Два чугунных лепестка аканфа входили в квадрат из противоположных углов, чтобы уменьшить отверстие и сделать его недоступным для воров. Но диагональное расположение лепестков не могло помешать Фоне, ибо его тело должно было поместиться в квадрате также по диагонали — именно по той, которая оставалась свободной. Он вытащил из кармана «фомку»; замерзшие пальцы не гнулись, «фомка» показалась ему теплой. Не теряя ни секунды, он подковырнул ею раму. Рама отошла со звоном и дребезжанием, дергая по фрамуге опущенным шпингалетом.
Сафронов между тем неумолимо приближался к месту преступления; он находился уже в тридцати шагах от Фони, за углом. Но Сафронов ничего не услышал. Ночная тишина не донесла до него звона стекла и дребезжания оконной рамы — тревожного звука, который должен был столько сказать уху милиционера.
Произошла одна из тех мимолетных, неуловимых случайностей, которыми наполнена жизнь, случайностей, проходящих бесследно, но часто незаметно для нас, управляющих ходом событий и судьбой людей; одна из тех незримых мелочей, которые почти всегда лежат в основе того, что мы называем непонятным и что на самом деле является лишь непонятым. Какой следователь не объяснил бы случившегося необыкновенным искусством злоумышленника? А между тем только ничтожная, навсегда утерянная подробность — почти бессознательный жест Сафронова, которого не заметил, не запомнил и не связал с происшедшим он сам, — могла объяснить то, что произошло.
Случилось так, что как раз в тот момент, когда Фоня взламывал окно, Сафронов решил опустить маленькие потайные наушнички, которые имеются под шлемами милиционеров и, не вредя их молодцеватости, согревают уши в морозную погоду. Шуршанье грубой колючей ткани в одном сантиметре от уха Сафронова прозвучало, как грохот, и заглушило звон рамы, которую Фоня взламывал самым грубым, самым варварским способом, прокладывая себе путь в музей, как в деревенскую конюшню или курятник. Давно оставившее его воровское счастье как будто решило вознаградить за все неудачи.

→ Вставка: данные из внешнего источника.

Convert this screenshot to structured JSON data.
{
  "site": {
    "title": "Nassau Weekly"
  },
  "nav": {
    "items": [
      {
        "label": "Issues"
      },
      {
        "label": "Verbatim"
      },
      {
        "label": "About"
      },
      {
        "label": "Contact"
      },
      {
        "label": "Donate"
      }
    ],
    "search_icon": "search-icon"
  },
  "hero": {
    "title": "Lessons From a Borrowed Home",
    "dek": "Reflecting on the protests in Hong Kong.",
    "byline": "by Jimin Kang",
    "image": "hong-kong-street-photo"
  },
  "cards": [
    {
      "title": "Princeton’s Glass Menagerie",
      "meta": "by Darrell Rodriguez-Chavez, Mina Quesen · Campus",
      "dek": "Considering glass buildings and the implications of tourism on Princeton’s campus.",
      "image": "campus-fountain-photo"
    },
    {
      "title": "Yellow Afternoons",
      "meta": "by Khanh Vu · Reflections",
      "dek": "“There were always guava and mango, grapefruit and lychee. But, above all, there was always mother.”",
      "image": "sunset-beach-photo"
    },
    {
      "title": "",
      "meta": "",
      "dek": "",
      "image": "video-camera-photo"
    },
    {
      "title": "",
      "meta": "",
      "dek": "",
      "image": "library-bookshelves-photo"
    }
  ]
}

Опустив наушники, Сафронов пошел в обратном направлении.
Вторая рама легко подалась внутрь, так как шпингалеты даже не были задвинуты — небрежность, легко объяснимая уверенностью в надежности решетки. Бросив «фомку» на землю, Фоня всунул внутрь голову и вытянутую вперед руку; другую руку тесно прижал к боку и, сокращая и выпрямляя тело, движениями ползущей гусеницы стал вдвигаться меж прутьев решетки. Острый чугунный лепесток аканфа царапал спину Фони и грозил затормозить движение, но, пройдя поясницу, так удачно совместился с контурами его тела, что оно ладьей скользнуло вперед. Фоня почти влетел в музей, с трудом удержавшись на подоконнике.
Глуховатый сторож Иван Ефимович был одним из тех преданных делу стариков, которые не только, как говорится, живут своим делом, но и досконально его знают.
Дело, к которому был приставлен Иван Ефимович, была живопись; уже тридцать лет охранял он картинную галерею музея. Его сведения о живописи были обширны, но своеобразны.
Иван Ефимович полагал, что цель искусства заключается в достижении наибольшего сходства с натурой. В этом не было бы ничего необычного, ибо так думает большинство людей. Но Иван Ефимович суживал этот принцип до такой степени, что признавал за каждым художником способность изображать только один какой-нибудь предмет — тот, который, по его мнению, получался наиболее натурально. У Воувермана он одобрял только белых коней, у Терборха — атласные юбки, у Ван дер Вельде — песчаные овраги, у Деннера — морщины стариков и старух, у Ван дер Пуля — пожары, у Ван дер Хейдена — кирпичи на зданиях. В пределах этой узкой классификации, которая почти всегда правильно отражала преобладающую специальность художника, Иван Ефимович прекрасно ориентировался и обладал массой сведений. Он никогда не спутал бы кирпичей Ван дер Хейдена с атласными юбками Терборха, не смешал бы морщин Деннера с оврагами Ван дер Вельде и не приписал бы белых лошадей Воувермана любителю пожаров Ван дер Пулю.